C++ implementation of a fast and memory efficient HAT-trie
MIT License
795 stars 114 forks source link

Question: efficient set intersect of multiple HAT-tries #25

Open bigerl opened 4 years ago

bigerl commented 4 years ago

This is more a question, than a real issue.

I am wondering, what is the most efficient way to intersect the keys of two or more hat-tries.

My naive approach would be to iterate over the keys of the HAT-trie with the smallest size and probe the others for the key. e.g.:

std::set<std::string> intersect(std::vector<tsl::htrie_set<char>> operands) {
    // Argument shouldn't be copied or changed.

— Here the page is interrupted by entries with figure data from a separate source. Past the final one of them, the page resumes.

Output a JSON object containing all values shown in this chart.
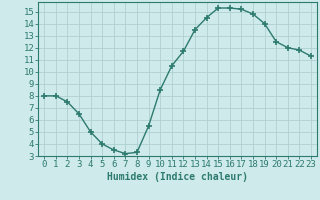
{
  "x": [
    0,
    1,
    2,
    3,
    4,
    5,
    6,
    7,
    8,
    9,
    10,
    11,
    12,
    13,
    14,
    15,
    16,
    17,
    18,
    19,
    20,
    21,
    22,
    23
  ],
  "y": [
    8,
    8,
    7.5,
    6.5,
    5,
    4,
    3.5,
    3.2,
    3.3,
    5.5,
    8.5,
    10.5,
    11.7,
    13.5,
    14.5,
    15.3,
    15.3,
    15.2,
    14.8,
    14,
    12.5,
    12,
    11.8,
    11.3
  ],
  "line_color": "#2d7a6e",
  "marker": "+",
  "marker_size": 4,
  "marker_lw": 1.2,
  "bg_color": "#ceeaea",
  "grid_color": "#b0d0d0",
  "tick_color": "#2d7a6e",
  "xlabel": "Humidex (Indice chaleur)",
  "xlabel_fontsize": 7,
  "xlim": [
    -0.5,
    23.5
  ],
  "ylim": [
    3,
    15.8
  ],
  "yticks": [
    3,
    4,
    5,
    6,
    7,
    8,
    9,
    10,
    11,
    12,
    13,
    14,
    15
  ],
  "xticks": [
    0,
    1,
    2,
    3,
    4,
    5,
    6,
    7,
    8,
    9,
    10,
    11,
    12,
    13,
    14,
    15,
    16,
    17,
    18,
    19,
    20,
    21,
    22,
    23
  ],
  "axis_color": "#2d7a6e",
  "tick_fontsize": 6.5,
  "line_width": 1.0
}
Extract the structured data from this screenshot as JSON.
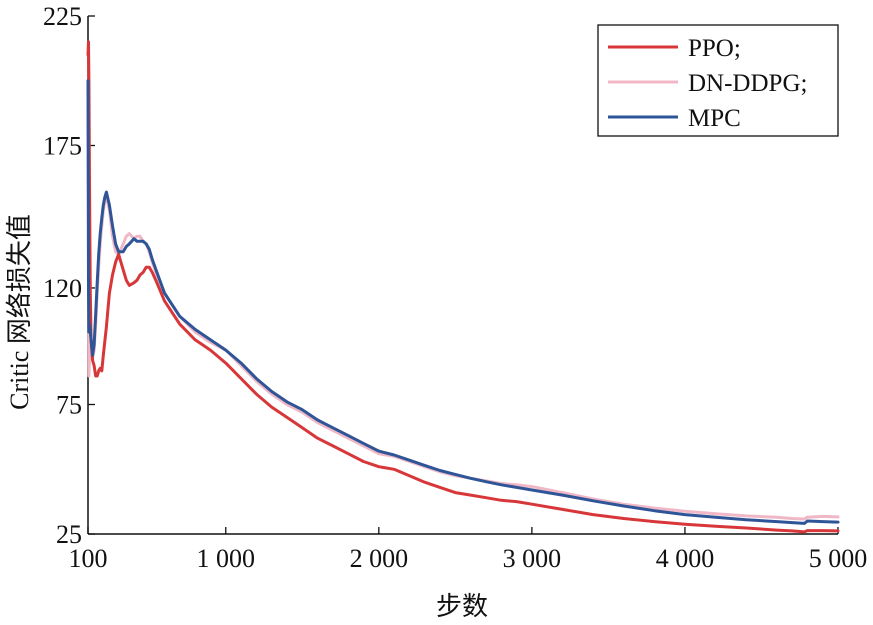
{
  "chart_data": {
    "type": "line",
    "title": "",
    "xlabel": "步数",
    "ylabel": "Critic 网络损失值",
    "xlim": [
      100,
      5000
    ],
    "ylim": [
      25,
      225
    ],
    "xticks": [
      100,
      1000,
      2000,
      3000,
      4000,
      5000
    ],
    "xtick_labels": [
      "100",
      "1 000",
      "2 000",
      "3 000",
      "4 000",
      "5 000"
    ],
    "yticks": [
      25,
      75,
      120,
      175,
      225
    ],
    "ytick_labels": [
      "25",
      "75",
      "120",
      "175",
      "225"
    ],
    "grid": false,
    "legend_position": "top-right",
    "series": [
      {
        "name": "PPO;",
        "color": "#d8373a",
        "x": [
          100,
          103,
          106,
          110,
          115,
          120,
          130,
          140,
          150,
          160,
          170,
          180,
          190,
          200,
          220,
          240,
          260,
          280,
          300,
          330,
          350,
          370,
          400,
          420,
          440,
          460,
          480,
          500,
          520,
          550,
          600,
          700,
          800,
          900,
          1000,
          1100,
          1200,
          1300,
          1400,
          1500,
          1600,
          1700,
          1800,
          1900,
          2000,
          2100,
          2200,
          2300,
          2400,
          2500,
          2600,
          2700,
          2800,
          2900,
          3000,
          3200,
          3400,
          3600,
          3800,
          4000,
          4200,
          4400,
          4600,
          4700,
          4780,
          4800,
          4900,
          5000
        ],
        "y": [
          210,
          215,
          200,
          160,
          118,
          100,
          92,
          90,
          86,
          86,
          88,
          89,
          88,
          94,
          105,
          118,
          125,
          130,
          133,
          127,
          123,
          121,
          122,
          123,
          125,
          126,
          128,
          128,
          126,
          122,
          115,
          106,
          100,
          96,
          91,
          85,
          79,
          74,
          70,
          66,
          62,
          59,
          56,
          53,
          51,
          50,
          47.5,
          45,
          43,
          41,
          40,
          39,
          38,
          37.5,
          36.5,
          34.5,
          32.5,
          31,
          29.8,
          28.8,
          28,
          27.3,
          26.5,
          26.2,
          25.8,
          26.3,
          26.3,
          26.2
        ]
      },
      {
        "name": "DN-DDPG;",
        "color": "#f0b8c6",
        "x": [
          100,
          103,
          106,
          110,
          115,
          120,
          130,
          140,
          150,
          160,
          170,
          180,
          190,
          200,
          210,
          220,
          240,
          260,
          280,
          300,
          330,
          350,
          370,
          400,
          420,
          440,
          460,
          480,
          500,
          520,
          550,
          600,
          700,
          800,
          900,
          1000,
          1100,
          1200,
          1300,
          1400,
          1500,
          1600,
          1700,
          1800,
          1900,
          2000,
          2100,
          2200,
          2300,
          2400,
          2500,
          2600,
          2700,
          2800,
          2900,
          3000,
          3200,
          3400,
          3600,
          3800,
          4000,
          4200,
          4400,
          4600,
          4700,
          4780,
          4800,
          4900,
          5000
        ],
        "y": [
          190,
          150,
          86,
          94,
          97,
          94,
          93,
          96,
          106,
          118,
          128,
          137,
          144,
          150,
          153,
          156,
          150,
          140,
          134,
          133,
          137,
          140,
          141,
          139,
          140,
          140,
          138,
          137,
          134,
          130,
          125,
          118,
          109,
          103,
          99,
          96,
          90,
          84,
          79,
          75,
          72,
          68,
          65,
          62,
          59,
          56,
          55,
          53,
          51,
          49,
          47.5,
          46.5,
          45.5,
          44.5,
          44,
          43.3,
          41,
          38.5,
          36.5,
          35,
          33.8,
          32.8,
          32,
          31.5,
          31,
          30.8,
          31.5,
          31.8,
          31.6
        ]
      },
      {
        "name": "MPC",
        "color": "#2e5597",
        "x": [
          100,
          103,
          106,
          110,
          115,
          120,
          130,
          140,
          150,
          160,
          170,
          180,
          190,
          200,
          210,
          220,
          240,
          260,
          280,
          300,
          330,
          350,
          370,
          400,
          420,
          440,
          460,
          480,
          500,
          520,
          550,
          600,
          700,
          800,
          900,
          1000,
          1100,
          1200,
          1300,
          1400,
          1500,
          1600,
          1700,
          1800,
          1900,
          2000,
          2100,
          2200,
          2300,
          2400,
          2500,
          2600,
          2700,
          2800,
          2900,
          3000,
          3200,
          3400,
          3600,
          3800,
          4000,
          4200,
          4400,
          4600,
          4700,
          4780,
          4800,
          4900,
          5000
        ],
        "y": [
          200,
          120,
          103,
          106,
          103,
          100,
          94,
          98,
          110,
          122,
          133,
          141,
          147,
          152,
          155,
          157,
          152,
          144,
          137,
          134,
          134,
          136,
          137,
          139,
          138,
          138,
          138,
          137,
          135,
          131,
          126,
          118,
          109,
          104,
          100,
          96,
          91,
          85,
          80,
          76,
          73,
          69,
          66,
          63,
          60,
          57,
          55.5,
          53.5,
          51.5,
          49.5,
          48,
          46.5,
          45.2,
          44,
          43,
          42,
          40,
          37.8,
          35.8,
          34,
          32.5,
          31.5,
          30.5,
          29.8,
          29.4,
          29.1,
          30,
          29.8,
          29.6
        ]
      }
    ]
  }
}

Only for demonstration purposes.
    sort(operands.begin(), operands.end(), 
        [&](const auto & a, const auto & b) { 
            return a.size() < b.size(); 
    });
    auto iterated_operand = operands[0];
    operands.erase(0);
    std::set<std::string> result{};
    for(auto it = iterated_operand.begin(); it != iterated_operand.end(); ++it) {
        bool skip = false;
        for(const auto &probe_operand : operands)
            if (not probe_operand.count(it.key())){
                skip = true;
                break;
            }
        if (not skip) 
            result.insert(it.key());
    }
    return result;
}
Tessil commented 4 years ago

Hi,

It would be possible to optimize this by skipping whole prefix branches. If you currently are on a branch where every key has the prefix 'foo' and the another trie has no key with this prefix, you can then skip the whole branch immediately.

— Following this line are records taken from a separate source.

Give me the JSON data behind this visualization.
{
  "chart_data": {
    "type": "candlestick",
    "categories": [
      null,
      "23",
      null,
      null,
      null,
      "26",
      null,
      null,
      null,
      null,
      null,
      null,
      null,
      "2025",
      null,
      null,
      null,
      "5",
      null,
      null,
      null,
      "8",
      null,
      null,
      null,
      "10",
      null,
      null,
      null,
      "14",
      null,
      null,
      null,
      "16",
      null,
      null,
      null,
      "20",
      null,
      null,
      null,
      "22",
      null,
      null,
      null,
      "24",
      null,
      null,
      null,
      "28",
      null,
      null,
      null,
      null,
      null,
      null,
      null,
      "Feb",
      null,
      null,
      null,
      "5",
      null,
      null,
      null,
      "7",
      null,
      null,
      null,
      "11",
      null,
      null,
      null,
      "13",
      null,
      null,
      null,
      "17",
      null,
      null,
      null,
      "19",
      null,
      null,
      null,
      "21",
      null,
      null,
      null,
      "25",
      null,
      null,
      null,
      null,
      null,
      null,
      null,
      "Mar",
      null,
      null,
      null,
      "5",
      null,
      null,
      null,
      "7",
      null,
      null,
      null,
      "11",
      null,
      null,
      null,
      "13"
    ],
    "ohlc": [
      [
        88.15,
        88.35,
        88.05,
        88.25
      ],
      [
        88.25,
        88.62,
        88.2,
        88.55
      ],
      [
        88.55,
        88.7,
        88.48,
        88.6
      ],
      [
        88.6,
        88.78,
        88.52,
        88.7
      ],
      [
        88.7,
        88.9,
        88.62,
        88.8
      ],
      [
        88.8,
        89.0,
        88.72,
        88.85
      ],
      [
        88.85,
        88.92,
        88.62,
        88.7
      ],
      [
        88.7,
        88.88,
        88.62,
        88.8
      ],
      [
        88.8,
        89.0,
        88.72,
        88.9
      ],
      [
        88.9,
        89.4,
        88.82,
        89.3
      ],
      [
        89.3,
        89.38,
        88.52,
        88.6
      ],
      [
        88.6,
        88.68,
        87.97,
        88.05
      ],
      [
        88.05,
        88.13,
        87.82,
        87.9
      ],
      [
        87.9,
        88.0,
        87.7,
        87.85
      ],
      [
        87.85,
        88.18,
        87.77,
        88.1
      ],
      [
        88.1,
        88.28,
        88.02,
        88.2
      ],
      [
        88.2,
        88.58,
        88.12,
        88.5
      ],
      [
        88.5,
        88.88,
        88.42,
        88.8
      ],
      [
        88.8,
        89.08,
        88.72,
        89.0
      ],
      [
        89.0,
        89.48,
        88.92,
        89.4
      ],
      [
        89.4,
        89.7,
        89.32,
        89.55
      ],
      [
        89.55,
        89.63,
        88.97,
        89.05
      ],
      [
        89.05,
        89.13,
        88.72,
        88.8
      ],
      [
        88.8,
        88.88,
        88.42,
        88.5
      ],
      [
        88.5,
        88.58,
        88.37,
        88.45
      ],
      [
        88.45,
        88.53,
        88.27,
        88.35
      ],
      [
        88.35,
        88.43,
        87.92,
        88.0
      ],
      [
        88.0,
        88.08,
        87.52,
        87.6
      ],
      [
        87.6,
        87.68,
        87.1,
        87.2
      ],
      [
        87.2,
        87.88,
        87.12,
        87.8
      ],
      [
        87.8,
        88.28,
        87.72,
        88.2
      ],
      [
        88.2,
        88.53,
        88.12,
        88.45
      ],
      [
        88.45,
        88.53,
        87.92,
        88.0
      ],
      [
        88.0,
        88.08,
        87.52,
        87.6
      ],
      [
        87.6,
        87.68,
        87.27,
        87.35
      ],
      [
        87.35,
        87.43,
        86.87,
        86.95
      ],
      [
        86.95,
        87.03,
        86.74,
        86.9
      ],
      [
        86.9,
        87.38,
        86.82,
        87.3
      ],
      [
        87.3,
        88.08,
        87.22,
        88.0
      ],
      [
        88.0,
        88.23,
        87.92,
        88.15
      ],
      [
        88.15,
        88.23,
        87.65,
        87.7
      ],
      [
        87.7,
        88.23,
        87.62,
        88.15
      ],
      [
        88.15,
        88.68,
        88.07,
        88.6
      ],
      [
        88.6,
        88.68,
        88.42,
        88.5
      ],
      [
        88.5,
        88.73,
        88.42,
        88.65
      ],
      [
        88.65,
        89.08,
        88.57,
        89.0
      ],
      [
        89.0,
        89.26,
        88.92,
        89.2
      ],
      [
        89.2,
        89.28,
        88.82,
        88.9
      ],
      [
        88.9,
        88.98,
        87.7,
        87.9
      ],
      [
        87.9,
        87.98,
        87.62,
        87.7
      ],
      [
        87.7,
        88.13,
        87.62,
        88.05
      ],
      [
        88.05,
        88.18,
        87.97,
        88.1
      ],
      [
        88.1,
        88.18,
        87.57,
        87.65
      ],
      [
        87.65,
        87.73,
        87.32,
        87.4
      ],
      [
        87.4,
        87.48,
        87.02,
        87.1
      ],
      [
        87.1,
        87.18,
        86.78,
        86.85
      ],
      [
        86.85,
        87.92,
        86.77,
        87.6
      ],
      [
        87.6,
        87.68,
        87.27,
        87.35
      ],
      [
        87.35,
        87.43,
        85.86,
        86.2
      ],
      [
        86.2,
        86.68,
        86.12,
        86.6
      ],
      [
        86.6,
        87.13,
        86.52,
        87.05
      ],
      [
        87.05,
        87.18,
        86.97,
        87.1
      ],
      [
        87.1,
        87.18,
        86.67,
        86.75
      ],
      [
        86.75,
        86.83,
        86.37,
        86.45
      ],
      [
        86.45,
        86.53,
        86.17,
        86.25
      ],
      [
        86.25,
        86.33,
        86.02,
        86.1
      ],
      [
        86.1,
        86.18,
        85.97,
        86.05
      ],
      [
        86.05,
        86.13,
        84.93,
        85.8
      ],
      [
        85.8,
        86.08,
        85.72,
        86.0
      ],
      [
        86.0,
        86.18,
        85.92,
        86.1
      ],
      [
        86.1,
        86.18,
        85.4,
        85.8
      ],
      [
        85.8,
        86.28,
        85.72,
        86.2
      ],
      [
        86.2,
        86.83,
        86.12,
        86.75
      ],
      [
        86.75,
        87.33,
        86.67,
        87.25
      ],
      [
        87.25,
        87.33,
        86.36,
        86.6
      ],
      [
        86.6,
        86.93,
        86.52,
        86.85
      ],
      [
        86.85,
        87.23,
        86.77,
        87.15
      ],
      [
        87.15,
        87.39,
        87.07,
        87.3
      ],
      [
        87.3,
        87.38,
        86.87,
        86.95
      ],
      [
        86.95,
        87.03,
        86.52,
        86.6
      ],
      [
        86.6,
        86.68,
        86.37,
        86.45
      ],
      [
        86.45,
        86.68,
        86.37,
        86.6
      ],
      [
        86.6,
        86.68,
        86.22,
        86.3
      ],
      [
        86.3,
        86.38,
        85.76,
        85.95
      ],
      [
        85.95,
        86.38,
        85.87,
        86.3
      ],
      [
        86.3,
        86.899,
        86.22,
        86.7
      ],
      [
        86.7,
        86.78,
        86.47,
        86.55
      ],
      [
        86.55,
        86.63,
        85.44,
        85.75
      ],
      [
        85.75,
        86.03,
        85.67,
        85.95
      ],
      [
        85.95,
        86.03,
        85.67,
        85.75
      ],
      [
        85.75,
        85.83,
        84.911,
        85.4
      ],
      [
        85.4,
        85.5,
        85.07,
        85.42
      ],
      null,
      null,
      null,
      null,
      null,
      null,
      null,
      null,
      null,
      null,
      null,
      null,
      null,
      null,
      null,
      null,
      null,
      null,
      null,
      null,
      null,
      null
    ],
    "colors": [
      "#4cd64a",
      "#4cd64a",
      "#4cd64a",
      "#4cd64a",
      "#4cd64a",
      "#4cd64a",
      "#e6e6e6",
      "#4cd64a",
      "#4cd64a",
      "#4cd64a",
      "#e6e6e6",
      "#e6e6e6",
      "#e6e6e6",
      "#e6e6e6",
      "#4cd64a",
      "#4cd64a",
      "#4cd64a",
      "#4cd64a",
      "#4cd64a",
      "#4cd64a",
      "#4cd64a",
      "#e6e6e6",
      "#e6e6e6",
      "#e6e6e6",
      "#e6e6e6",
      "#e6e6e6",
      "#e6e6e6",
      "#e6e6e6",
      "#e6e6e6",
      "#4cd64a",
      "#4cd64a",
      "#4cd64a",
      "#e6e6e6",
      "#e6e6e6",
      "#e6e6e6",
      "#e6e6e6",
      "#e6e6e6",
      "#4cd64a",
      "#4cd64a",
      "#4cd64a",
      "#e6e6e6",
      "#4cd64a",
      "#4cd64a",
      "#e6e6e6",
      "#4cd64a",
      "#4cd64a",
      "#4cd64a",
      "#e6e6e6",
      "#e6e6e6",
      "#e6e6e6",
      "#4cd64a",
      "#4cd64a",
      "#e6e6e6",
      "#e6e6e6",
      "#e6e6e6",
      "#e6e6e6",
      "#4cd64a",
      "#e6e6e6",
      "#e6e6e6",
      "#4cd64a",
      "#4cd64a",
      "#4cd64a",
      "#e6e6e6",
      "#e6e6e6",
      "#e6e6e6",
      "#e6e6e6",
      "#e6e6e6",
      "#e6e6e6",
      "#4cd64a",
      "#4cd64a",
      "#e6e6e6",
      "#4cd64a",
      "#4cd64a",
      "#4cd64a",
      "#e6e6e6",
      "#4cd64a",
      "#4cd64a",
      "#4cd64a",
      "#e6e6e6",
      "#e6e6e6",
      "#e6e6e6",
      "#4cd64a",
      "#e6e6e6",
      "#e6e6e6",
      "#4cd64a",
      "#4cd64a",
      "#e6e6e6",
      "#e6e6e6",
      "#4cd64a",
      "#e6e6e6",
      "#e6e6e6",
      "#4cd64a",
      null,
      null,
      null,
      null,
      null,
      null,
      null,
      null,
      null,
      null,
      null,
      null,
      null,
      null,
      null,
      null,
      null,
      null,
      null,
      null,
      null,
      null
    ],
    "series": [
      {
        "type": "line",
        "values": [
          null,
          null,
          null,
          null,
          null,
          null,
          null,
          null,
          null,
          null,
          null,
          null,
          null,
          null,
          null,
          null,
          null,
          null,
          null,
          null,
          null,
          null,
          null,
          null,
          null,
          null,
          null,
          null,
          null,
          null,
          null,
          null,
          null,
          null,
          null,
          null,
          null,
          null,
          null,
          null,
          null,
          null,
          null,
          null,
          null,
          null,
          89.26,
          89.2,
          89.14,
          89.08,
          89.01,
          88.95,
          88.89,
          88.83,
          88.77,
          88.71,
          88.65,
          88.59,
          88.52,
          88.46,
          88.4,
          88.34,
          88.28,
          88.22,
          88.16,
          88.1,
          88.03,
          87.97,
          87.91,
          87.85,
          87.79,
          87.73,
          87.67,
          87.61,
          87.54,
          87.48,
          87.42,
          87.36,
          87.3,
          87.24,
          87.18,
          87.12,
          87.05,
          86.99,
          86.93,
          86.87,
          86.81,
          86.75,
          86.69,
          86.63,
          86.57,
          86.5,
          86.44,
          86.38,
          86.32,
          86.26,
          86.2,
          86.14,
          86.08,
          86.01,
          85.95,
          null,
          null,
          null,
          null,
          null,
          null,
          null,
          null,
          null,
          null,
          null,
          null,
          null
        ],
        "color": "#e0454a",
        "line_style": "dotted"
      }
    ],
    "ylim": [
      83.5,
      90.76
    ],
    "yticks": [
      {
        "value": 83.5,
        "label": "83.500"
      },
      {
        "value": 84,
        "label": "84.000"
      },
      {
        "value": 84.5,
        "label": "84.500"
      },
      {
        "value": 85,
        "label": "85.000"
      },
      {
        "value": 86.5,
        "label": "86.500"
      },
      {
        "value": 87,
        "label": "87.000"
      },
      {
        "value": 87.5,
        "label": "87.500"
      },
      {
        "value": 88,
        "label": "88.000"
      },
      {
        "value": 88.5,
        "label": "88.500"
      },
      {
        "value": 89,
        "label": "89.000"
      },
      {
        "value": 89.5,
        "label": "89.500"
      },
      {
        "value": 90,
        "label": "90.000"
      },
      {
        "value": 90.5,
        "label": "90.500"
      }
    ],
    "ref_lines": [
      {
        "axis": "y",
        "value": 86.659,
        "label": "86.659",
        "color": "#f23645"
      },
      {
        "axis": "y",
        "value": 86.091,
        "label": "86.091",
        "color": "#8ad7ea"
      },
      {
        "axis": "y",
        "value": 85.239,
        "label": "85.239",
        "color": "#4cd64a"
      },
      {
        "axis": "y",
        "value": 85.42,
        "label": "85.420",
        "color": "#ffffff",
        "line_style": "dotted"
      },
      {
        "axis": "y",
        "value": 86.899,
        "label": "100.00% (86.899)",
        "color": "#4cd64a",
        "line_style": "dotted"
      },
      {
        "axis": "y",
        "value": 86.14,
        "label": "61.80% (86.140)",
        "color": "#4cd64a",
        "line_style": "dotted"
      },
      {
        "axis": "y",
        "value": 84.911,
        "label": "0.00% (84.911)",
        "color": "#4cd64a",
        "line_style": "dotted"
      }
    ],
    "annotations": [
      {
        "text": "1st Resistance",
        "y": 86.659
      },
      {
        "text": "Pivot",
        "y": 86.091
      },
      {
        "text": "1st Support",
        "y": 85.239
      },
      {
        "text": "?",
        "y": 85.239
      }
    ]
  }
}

Unfortunately the current interface doesn't provide enough access to the internal of the iterator to do so. I have to check how to properly provide a more flexible iterator

Thibaut

bigerl commented 4 years ago

The approach sounds interesting. With the prefix-skipping it would be very fast for a bunch of cases. Actually, it allows to calculate the empty cut of two sets without common prefixes in O(1). Do you have any plans to implement such an extended iterator or optimized set intersection in the near future?

Tessil commented 4 years ago

I plan to extend the API of the iterator but it may take time before I start to work on it, 2 to 3 months, as I'm currently on holiday and I'll be a bit busy when I get back home.